Always we hear the endless debate: does capitalism (that is, a market-based economic system) inevitably create poverty and inequality?  Or does capitalism inevitably create prosperity?  Should we attempt to ban capitalism, and find another economic system?  Or should we let capitalism run free, and unleash it from the shackles of regulation?

This is all rot.  Capitalism is irrelevant, and the people arguing both sides of this laughable ‘debate’ are – wittingly or not – distracting us from the real problems that we face.

Imagine that a tall building is erected, and it shortly collapses with significant loss of life.  How should we react to this?  One school of thought says that the laws of physics are to blame, that physics inevitably causes buildings to collapse, and that we need new physical laws.  The other side says rubbish, and physics is the answer, physics naturally makes tall buildings stay up, and we simply need to believe hard in physics and stop trying to regulate it.

This is, of course, insane.  Physics neither guarantees that buildings will stand up nor that they fall down.  Physics cannot be denied.  We do not have the ability to change the laws of physics (and likely never will), we cannot break them, but neither does physics lock us into a prison.  Physics sets the rules of the game, but within these rules we have broad latitude. If buildings fall down it is because of specific things that were or were not done, not because of the laws of physics per se.  Physics is as happy with buildings that stand up as with buildings that fall down.

And so with ‘capitalism.’  Market forces cannot be denied.  Things that are scarce relative to the demand for them, will command high values.  Things that are in excess relative to the demand for them, will command low values.  And people respond to incentives.

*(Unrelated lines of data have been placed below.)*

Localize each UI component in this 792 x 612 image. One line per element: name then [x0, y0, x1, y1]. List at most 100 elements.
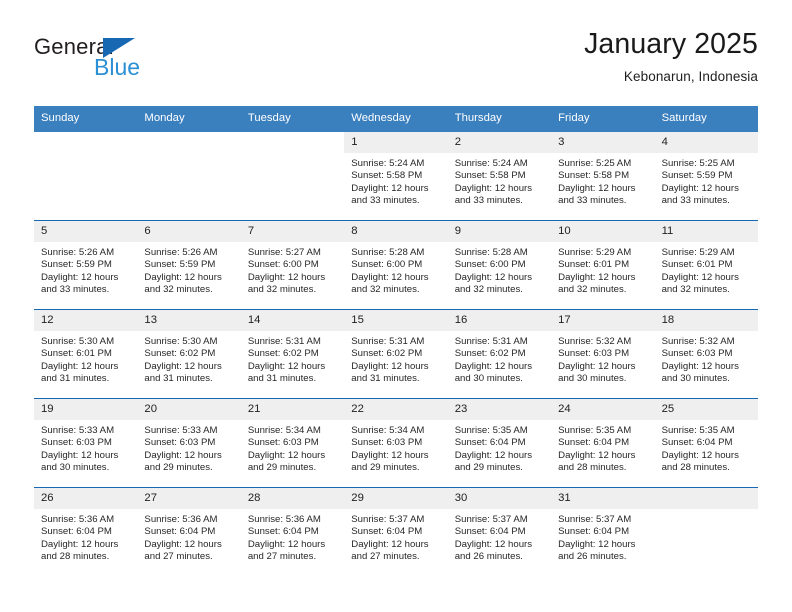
day-number: 3 — [551, 131, 655, 153]
day-details: Sunrise: 5:27 AM Sunset: 6:00 PM Daylight:… — [241, 242, 344, 297]
calendar-day-cell[interactable]: 1 Sunrise: 5:24 AM Sunset: 5:58 PM Daylight… — [344, 131, 448, 220]
calendar-day-cell[interactable]: 22 Sunrise: 5:34 AM Sunset: 6:03 PM Dayligh… — [344, 398, 448, 487]
calendar-week-row: 26 Sunrise: 5:36 AM Sunset: 6:04 PM Dayligh… — [34, 486, 758, 576]
sunset-time: Sunset: 6:04 PM — [351, 526, 423, 538]
calendar-day-cell[interactable]: 30 Sunrise: 5:37 AM Sunset: 6:04 PM Dayligh… — [447, 487, 552, 576]
calendar-day-cell[interactable]: 15 Sunrise: 5:31 AM Sunset: 6:02 PM Dayligh… — [344, 309, 448, 398]
calendar-week-row: 1 Sunrise: 5:24 AM Sunset: 5:58 PM Daylight… — [34, 131, 758, 220]
calendar-day-cell[interactable]: 6 Sunrise: 5:26 AM Sunset: 5:59 PM Daylight… — [137, 220, 241, 309]
calendar-day-cell[interactable]: 2 Sunrise: 5:24 AM Sunset: 5:58 PM Daylight… — [447, 131, 552, 220]
sunrise-time: Sunrise: 5:31 AM — [351, 335, 425, 347]
daylight-duration-line1: Daylight: 12 hours — [558, 538, 636, 550]
calendar-day-cell[interactable]: 21 Sunrise: 5:34 AM Sunset: 6:03 PM Dayligh… — [240, 398, 345, 487]
logo-text-blue: Blue — [94, 54, 141, 80]
day-number: 18 — [654, 309, 758, 331]
day-details — [655, 509, 758, 514]
day-number: 27 — [137, 487, 241, 509]
daylight-duration-line2: and 30 minutes. — [661, 373, 730, 385]
daylight-duration-line2: and 30 minutes. — [454, 373, 523, 385]
calendar-day-cell[interactable]: 24 Sunrise: 5:35 AM Sunset: 6:04 PM Dayligh… — [551, 398, 655, 487]
daylight-duration-line2: and 29 minutes. — [144, 462, 213, 474]
daylight-duration-line1: Daylight: 12 hours — [351, 360, 429, 372]
calendar-day-cell[interactable]: 25 Sunrise: 5:35 AM Sunset: 6:04 PM Dayligh… — [654, 398, 758, 487]
day-number: 16 — [447, 309, 552, 331]
sunrise-time: Sunrise: 5:36 AM — [41, 513, 115, 525]
calendar-day-cell[interactable]: 4 Sunrise: 5:25 AM Sunset: 5:59 PM Daylight… — [654, 131, 758, 220]
day-details: Sunrise: 5:35 AM Sunset: 6:04 PM Daylight:… — [551, 420, 654, 475]
day-details: Sunrise: 5:34 AM Sunset: 6:03 PM Daylight:… — [241, 420, 344, 475]
daylight-duration-line1: Daylight: 12 hours — [41, 360, 119, 372]
day-number: 17 — [551, 309, 655, 331]
calendar-day-cell[interactable]: 3 Sunrise: 5:25 AM Sunset: 5:58 PM Daylight… — [551, 131, 655, 220]
sunrise-time: Sunrise: 5:24 AM — [454, 157, 528, 169]
day-details: Sunrise: 5:24 AM Sunset: 5:58 PM Daylight:… — [344, 153, 447, 208]
day-details: Sunrise: 5:32 AM Sunset: 6:03 PM Daylight:… — [551, 331, 654, 386]
day-details — [241, 153, 344, 158]
calendar-day-cell[interactable]: 23 Sunrise: 5:35 AM Sunset: 6:04 PM Dayligh… — [447, 398, 552, 487]
daylight-duration-line2: and 27 minutes. — [144, 551, 213, 563]
daylight-duration-line2: and 33 minutes. — [351, 195, 420, 207]
title-block: January 2025 Kebonarun, Indonesia — [584, 26, 758, 84]
sunrise-time: Sunrise: 5:26 AM — [41, 246, 115, 258]
sunrise-time: Sunrise: 5:35 AM — [661, 424, 735, 436]
calendar-day-cell[interactable]: 8 Sunrise: 5:28 AM Sunset: 6:00 PM Daylight… — [344, 220, 448, 309]
sunrise-time: Sunrise: 5:27 AM — [247, 246, 321, 258]
general-blue-logo[interactable]: General Blue — [34, 26, 164, 82]
calendar-day-cell[interactable]: 27 Sunrise: 5:36 AM Sunset: 6:04 PM Dayligh… — [137, 487, 241, 576]
calendar-day-cell[interactable]: 26 Sunrise: 5:36 AM Sunset: 6:04 PM Dayligh… — [34, 487, 138, 576]
calendar-weeks: 1 Sunrise: 5:24 AM Sunset: 5:58 PM Daylight… — [34, 131, 758, 576]
calendar-day-cell[interactable]: 28 Sunrise: 5:36 AM Sunset: 6:04 PM Dayligh… — [240, 487, 345, 576]
day-details: Sunrise: 5:37 AM Sunset: 6:04 PM Daylight:… — [344, 509, 447, 564]
sunrise-time: Sunrise: 5:32 AM — [661, 335, 735, 347]
day-number: 9 — [447, 220, 552, 242]
daylight-duration-line2: and 32 minutes. — [351, 284, 420, 296]
sunrise-time: Sunrise: 5:35 AM — [558, 424, 632, 436]
calendar-day-cell[interactable]: 7 Sunrise: 5:27 AM Sunset: 6:00 PM Daylight… — [240, 220, 345, 309]
sunset-time: Sunset: 5:58 PM — [351, 170, 423, 182]
sunset-time: Sunset: 6:01 PM — [41, 348, 112, 360]
day-details: Sunrise: 5:35 AM Sunset: 6:04 PM Daylight:… — [655, 420, 758, 475]
calendar-day-cell[interactable]: 17 Sunrise: 5:32 AM Sunset: 6:03 PM Dayligh… — [551, 309, 655, 398]
calendar-day-cell[interactable]: 18 Sunrise: 5:32 AM Sunset: 6:03 PM Dayligh… — [654, 309, 758, 398]
daylight-duration-line1: Daylight: 12 hours — [144, 449, 222, 461]
daylight-duration-line1: Daylight: 12 hours — [41, 538, 119, 550]
calendar-day-cell[interactable]: 31 Sunrise: 5:37 AM Sunset: 6:04 PM Dayligh… — [551, 487, 655, 576]
sunset-time: Sunset: 6:04 PM — [558, 526, 630, 538]
day-number: 24 — [551, 398, 655, 420]
calendar-day-cell[interactable]: 13 Sunrise: 5:30 AM Sunset: 6:02 PM Dayligh… — [137, 309, 241, 398]
day-details: Sunrise: 5:25 AM Sunset: 5:58 PM Daylight:… — [551, 153, 654, 208]
calendar-day-cell[interactable]: 16 Sunrise: 5:31 AM Sunset: 6:02 PM Dayligh… — [447, 309, 552, 398]
calendar-week-row: 12 Sunrise: 5:30 AM Sunset: 6:01 PM Dayligh… — [34, 308, 758, 398]
day-details: Sunrise: 5:37 AM Sunset: 6:04 PM Daylight:… — [448, 509, 551, 564]
calendar-day-cell[interactable]: 10 Sunrise: 5:29 AM Sunset: 6:01 PM Dayligh… — [551, 220, 655, 309]
sunset-time: Sunset: 6:04 PM — [454, 526, 526, 538]
day-number: 26 — [34, 487, 138, 509]
calendar-day-cell[interactable]: 11 Sunrise: 5:29 AM Sunset: 6:01 PM Dayligh… — [654, 220, 758, 309]
day-number: 11 — [654, 220, 758, 242]
calendar-day-cell[interactable]: 12 Sunrise: 5:30 AM Sunset: 6:01 PM Dayligh… — [34, 309, 138, 398]
daylight-duration-line1: Daylight: 12 hours — [41, 271, 119, 283]
day-details: Sunrise: 5:32 AM Sunset: 6:03 PM Daylight:… — [655, 331, 758, 386]
sunrise-time: Sunrise: 5:33 AM — [41, 424, 115, 436]
daylight-duration-line1: Daylight: 12 hours — [661, 449, 739, 461]
calendar-day-cell[interactable]: 20 Sunrise: 5:33 AM Sunset: 6:03 PM Dayligh… — [137, 398, 241, 487]
day-number: 5 — [34, 220, 138, 242]
calendar-day-cell[interactable]: 14 Sunrise: 5:31 AM Sunset: 6:02 PM Dayligh… — [240, 309, 345, 398]
day-number: 13 — [137, 309, 241, 331]
sunrise-time: Sunrise: 5:25 AM — [558, 157, 632, 169]
day-number — [34, 132, 137, 153]
daylight-duration-line2: and 33 minutes. — [661, 195, 730, 207]
day-number — [137, 132, 240, 153]
daylight-duration-line1: Daylight: 12 hours — [454, 271, 533, 283]
day-number: 12 — [34, 309, 138, 331]
daylight-duration-line1: Daylight: 12 hours — [247, 449, 326, 461]
calendar-day-cell[interactable]: 5 Sunrise: 5:26 AM Sunset: 5:59 PM Daylight… — [34, 220, 138, 309]
daylight-duration-line2: and 33 minutes. — [454, 195, 523, 207]
day-details: Sunrise: 5:33 AM Sunset: 6:03 PM Daylight:… — [137, 420, 240, 475]
calendar-day-cell[interactable]: 29 Sunrise: 5:37 AM Sunset: 6:04 PM Dayligh… — [344, 487, 448, 576]
calendar-day-cell[interactable]: 19 Sunrise: 5:33 AM Sunset: 6:03 PM Dayligh… — [34, 398, 138, 487]
calendar-day-cell[interactable]: 9 Sunrise: 5:28 AM Sunset: 6:00 PM Daylight… — [447, 220, 552, 309]
day-details: Sunrise: 5:28 AM Sunset: 6:00 PM Daylight:… — [448, 242, 551, 297]
weekday-header-thursday: Thursday — [454, 112, 502, 124]
daylight-duration-line1: Daylight: 12 hours — [558, 360, 636, 372]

Now when a population grows rapidly, once there is no longer an open frontier, there are more workers than resources, and wages for the many will fall and profits for the few will rise.  And when a population is stable or grows very slowly, then more often than not there will be more resources than workers, and wages for the many will rise and profits for the few will be limited.  Both situations are completely consistent with the workings of the market. 

The poverty of Bangladesh, the prosperity of Switzerland – both are capitalist economies, and the market is working equally well in both places.  The outcomes are different because of specific decisions the people living there made, not because the market inevitably causes anything.  Capitalism can as easily produce crushing misery as widespread prosperity, depending on how we work it.

Trying to outlaw capitalism by either total regulation (i.e., communism) or no regulation (i.e., neoliberalism) inevitably results in stagnation, because without market forces and incentives people don’t work hard and resources are not allocated efficiently.

Now you may say, wait a minute: how can no regulation result in the same stagnation as over-regulation?  Because they are the same thing!  A capitalist system can only exist with moderate regulation.  No regulation quickly leads to the same over-regulation as communism. 

In the long run, Laissez Faire is Stalinism. 

OK, suppose we get rid of all government regulations.  Now the rich are free to do whatever they want.  Including buying up the government (or creating a new one if the old one was totally wiped out), and bribing public officials, and buying up the news media and the courts etc.  And the first thing they will do is enact onerous, regressive, and complex regulations that will soon come to rival or even exceed the late unlamented Soviet Union, and to wipe out all vestiges of market discipline for the owners of capital.

In the United States there was a brief period of deregulation starting around 1970 (ish).  Laws against conflict of interest, or bribing public officials and university faculty, and forming monopolies, and so on, where either repealed or not enforced.  And the rich progressively began to take over the government.  So now we have trade agreements that are thousands of pages long that regulate virtually everything one might think of.  We have rich bankers now guaranteed bailouts with public funds if they make bad investments.  We have private student loan organizations that are guaranteed their profits by the government.  We have a for-profit health care system whose complex rules would make any Byzantine official’s head spin.  And so on.  Which means that these brave capitalists are no longer doing their capitalist duty of evaluating risk and steering resources towards productive investments.  They are becoming an oriental despotism, ruling over the population in arbitrary fashion, immune to any sort of market discipline.

Capitalism requires moderate regulation or it soon disappears.  Laissez Faire is logically impossible.  An unregulated privately-owned monopoly soon becomes indistinguishable from a state-run collective.

So what’s going on in the world?  Many things, but the failure or success of capitalism is not one of them.  A biggy is the elite-encouraged global population explosion, which is filling up the world and increasing competition for jobs and resources and making wages lower and profits and social power for the rich higher.  But that’s something specific.  Talking about that might result in specific actions being taken to reverse the situation.  And that would never do. 

And so we have these sterile, pointless debates about whether capitalism is intrinsically good or intrinsically evil.  Because these debates will never ever lead to doing anything specific and functional that could affect the real world.  Which is, obviously, the point.